Business Segments[10] UHS receives the majority of its revenues from its hospital facilities, while its behavioral health services segment accounts for most of the remainder.
Key Trends & ForcesIt's always a relief when someone with ovbuios expertise answers. Thanks!
A Rising Number of Uninsured Patients Increases CostsThe number of uninsured patients has been rising throughout the nation.[12] Since hospitals are legally required to provide care to anyone who needs it, whether they are insured or not, UHS faces high expenses (specifically bad debt expense) from this trend.[13] Because uninsured patients make up 18% of the firm's revenues, higher than many competitors, UHS stands to lose more than its peers from this trend. At the same time, the percentage of uninsured patients has fallen in the past few years, which mitigates the potential negative impact of increasing bad debt expense on the firm.[14]

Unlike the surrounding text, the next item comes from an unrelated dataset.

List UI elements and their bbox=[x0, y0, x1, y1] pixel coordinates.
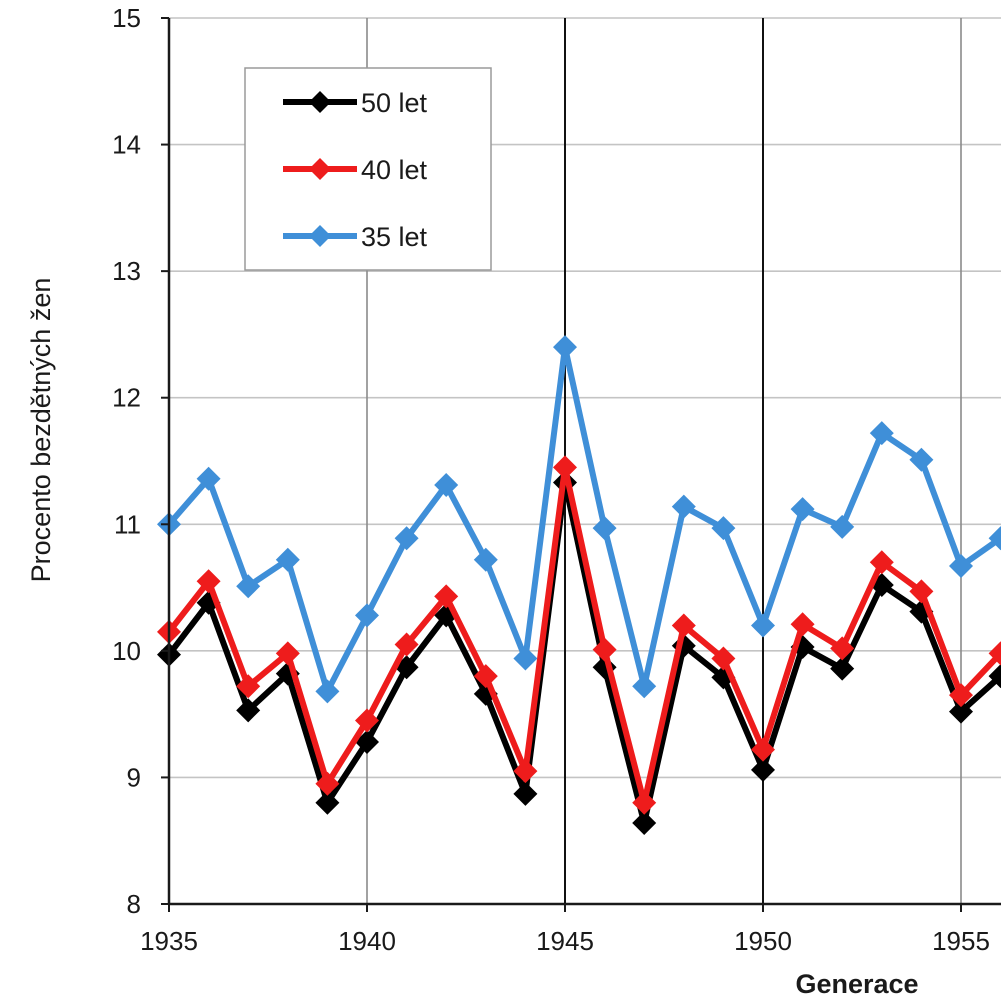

A Shortage of Qualified Physicians and Nurses Makes it Harder to Attract PatientsIn order to increase or even maintain the breadth of specialized services available to its patients, UHS has to hire qualified physicians and nurses. This has become an industry-wide challenge as the nation faces a shortage in both professions. American physicians are getting older - in the last twenty years, the percentage of doctors over 55 years old has risen from 27% to 34%, meaning that many of them will be retiring in the coming years. In rural areas, where less than 10,000 of 212,000 physicians are surgeons, specialists are especially scarce. Rural doctors generally receive smaller salaries than their urban counterparts, adding to the challenges faced by UHS in recruiting for many of its locations.[15] UHS has attempted to attract physicians by offering them technologically advanced equipment and facilities as well as adequate support staff. Additionally, a nationwide shortage of skilled nurses has affected UHS, eroding profitability as salaries and benefits rise to recruit the necessary numbers of staff. Furthermore, some of UHS's markets have laws that require healthcare providers to employ a certain number of nurses in order to offer various services; if the company fails to meet these levels, revenues will fall. [16]

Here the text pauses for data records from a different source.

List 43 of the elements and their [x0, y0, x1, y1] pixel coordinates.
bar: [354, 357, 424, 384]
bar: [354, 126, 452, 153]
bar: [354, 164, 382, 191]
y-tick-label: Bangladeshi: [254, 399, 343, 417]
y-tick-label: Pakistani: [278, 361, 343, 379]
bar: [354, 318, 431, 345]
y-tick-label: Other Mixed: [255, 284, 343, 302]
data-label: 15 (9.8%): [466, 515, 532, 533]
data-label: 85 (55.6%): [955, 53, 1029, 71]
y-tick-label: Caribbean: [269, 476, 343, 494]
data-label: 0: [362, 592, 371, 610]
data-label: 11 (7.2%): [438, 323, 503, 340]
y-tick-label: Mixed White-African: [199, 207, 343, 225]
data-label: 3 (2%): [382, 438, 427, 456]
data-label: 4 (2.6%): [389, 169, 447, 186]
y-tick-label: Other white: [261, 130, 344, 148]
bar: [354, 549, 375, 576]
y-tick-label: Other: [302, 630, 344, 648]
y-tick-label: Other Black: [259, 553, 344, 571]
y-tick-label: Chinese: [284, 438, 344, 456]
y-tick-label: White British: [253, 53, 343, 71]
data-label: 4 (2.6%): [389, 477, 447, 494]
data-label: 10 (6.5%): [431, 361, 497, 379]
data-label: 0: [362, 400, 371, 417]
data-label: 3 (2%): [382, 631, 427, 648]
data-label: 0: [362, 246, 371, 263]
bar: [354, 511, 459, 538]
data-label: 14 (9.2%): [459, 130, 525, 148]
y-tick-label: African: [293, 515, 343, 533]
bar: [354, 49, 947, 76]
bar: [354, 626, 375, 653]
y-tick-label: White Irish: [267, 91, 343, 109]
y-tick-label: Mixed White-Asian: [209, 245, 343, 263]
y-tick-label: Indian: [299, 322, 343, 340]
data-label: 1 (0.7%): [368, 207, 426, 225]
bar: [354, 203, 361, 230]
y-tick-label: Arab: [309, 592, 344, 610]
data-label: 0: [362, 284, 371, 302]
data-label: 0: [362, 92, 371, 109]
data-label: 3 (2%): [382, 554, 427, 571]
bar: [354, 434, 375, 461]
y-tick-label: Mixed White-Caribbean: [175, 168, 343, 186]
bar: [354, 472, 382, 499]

CompetitionUnlike many peer firms, whose rural hospitals are virtual monopolies in their markets, all of UHS's facilities are located in geographical areas where other hospitals provide comparable services, creating a highly competitive market environment. In addition to other for-profit facilities, UHS has to compete with nonprofit hospitals, which benefit from government support and tax exemptions. The number of independent and physician-owned facilities in UHS's markets, ranging from inpatient facilities to outpatient surgical and diagnostic centers, has also grown rapidly over the last few years. [17]

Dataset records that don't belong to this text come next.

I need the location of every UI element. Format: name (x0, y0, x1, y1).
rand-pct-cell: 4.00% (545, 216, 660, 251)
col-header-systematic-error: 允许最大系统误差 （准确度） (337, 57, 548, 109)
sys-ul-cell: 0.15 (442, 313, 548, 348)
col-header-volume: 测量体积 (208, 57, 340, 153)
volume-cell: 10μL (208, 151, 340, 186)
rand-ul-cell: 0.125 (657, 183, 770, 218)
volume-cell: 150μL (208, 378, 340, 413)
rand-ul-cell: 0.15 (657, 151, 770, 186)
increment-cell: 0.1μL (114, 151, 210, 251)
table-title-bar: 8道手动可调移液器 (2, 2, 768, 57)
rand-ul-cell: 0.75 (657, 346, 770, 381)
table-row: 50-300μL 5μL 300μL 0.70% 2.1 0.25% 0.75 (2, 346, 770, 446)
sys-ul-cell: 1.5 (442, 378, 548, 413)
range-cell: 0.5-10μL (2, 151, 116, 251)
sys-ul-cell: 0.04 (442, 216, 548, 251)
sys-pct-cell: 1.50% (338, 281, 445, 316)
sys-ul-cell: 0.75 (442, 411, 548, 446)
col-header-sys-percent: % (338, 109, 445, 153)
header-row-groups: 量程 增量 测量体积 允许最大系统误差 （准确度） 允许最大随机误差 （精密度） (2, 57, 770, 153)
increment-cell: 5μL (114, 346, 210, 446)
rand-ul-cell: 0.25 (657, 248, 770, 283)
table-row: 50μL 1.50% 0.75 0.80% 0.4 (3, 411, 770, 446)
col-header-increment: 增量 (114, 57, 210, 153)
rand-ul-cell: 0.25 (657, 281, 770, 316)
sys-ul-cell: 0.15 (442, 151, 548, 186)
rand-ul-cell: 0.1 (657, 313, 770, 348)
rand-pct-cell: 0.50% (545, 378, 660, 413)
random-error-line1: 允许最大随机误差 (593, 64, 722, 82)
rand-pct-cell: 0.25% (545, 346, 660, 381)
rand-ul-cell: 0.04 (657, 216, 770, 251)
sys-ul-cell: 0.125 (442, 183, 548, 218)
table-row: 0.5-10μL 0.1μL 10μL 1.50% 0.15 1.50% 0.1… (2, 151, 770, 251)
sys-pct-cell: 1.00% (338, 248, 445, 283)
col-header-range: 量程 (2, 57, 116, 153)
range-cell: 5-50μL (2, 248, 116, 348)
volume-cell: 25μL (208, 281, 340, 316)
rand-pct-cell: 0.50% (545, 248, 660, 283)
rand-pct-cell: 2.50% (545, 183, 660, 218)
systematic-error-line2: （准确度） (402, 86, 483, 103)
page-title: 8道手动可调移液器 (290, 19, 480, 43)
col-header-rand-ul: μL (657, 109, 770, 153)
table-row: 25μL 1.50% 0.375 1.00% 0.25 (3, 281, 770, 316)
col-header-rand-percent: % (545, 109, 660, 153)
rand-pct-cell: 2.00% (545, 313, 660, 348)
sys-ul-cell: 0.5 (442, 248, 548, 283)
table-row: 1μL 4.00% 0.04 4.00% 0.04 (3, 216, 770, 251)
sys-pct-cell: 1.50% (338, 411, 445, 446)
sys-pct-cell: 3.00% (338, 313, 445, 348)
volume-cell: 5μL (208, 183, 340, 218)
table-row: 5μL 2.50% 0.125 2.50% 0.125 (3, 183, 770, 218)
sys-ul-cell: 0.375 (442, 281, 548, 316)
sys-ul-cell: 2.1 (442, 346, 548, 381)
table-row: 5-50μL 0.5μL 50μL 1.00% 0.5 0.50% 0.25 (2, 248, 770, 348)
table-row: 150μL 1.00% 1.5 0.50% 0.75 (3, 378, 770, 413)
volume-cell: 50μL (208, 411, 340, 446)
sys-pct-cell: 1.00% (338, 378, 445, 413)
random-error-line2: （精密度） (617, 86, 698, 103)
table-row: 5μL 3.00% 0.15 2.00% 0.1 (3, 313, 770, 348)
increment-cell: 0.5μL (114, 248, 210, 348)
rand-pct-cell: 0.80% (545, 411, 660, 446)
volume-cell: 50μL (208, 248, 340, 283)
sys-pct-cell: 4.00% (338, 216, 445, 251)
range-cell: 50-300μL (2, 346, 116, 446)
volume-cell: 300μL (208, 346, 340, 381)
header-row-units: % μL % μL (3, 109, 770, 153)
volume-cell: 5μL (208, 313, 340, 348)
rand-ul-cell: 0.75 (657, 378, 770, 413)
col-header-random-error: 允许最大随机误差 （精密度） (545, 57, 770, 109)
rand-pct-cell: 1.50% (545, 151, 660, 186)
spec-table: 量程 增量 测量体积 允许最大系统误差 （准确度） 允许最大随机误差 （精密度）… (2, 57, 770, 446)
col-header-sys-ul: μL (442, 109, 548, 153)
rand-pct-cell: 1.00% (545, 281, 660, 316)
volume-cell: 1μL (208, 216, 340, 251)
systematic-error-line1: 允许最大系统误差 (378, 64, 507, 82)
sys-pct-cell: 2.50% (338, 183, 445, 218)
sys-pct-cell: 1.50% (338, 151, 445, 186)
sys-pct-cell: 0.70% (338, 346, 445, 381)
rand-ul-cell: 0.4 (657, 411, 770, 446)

UHS's diversified business model is a primary competitive advantage for the firm - it is unique among national hospital operators in maintaining a portfolio of behavioral health facilities. In fact, as competition among hospitals has increased over the past few years and profit margins have decreased, UHS's psychiatric and substance abuse facilities have actually become more profitable, since they receive more favorable Medicare reimbursement and face smaller risks of bad debt expense from uninsured patients than traditional acute care hospitals. Furthermore, UHS has has followed a much more conservative acquisition strategy than peer firms, boasting an organic growth rate above the industry average.[18] Industry operating metrics show that UHS, despite owning fewer hospitals than comparable peers, extracts higher profits from them; for instance, while UHS has fewer beds than larger peers, it boasts a significantly higher occupancy rate.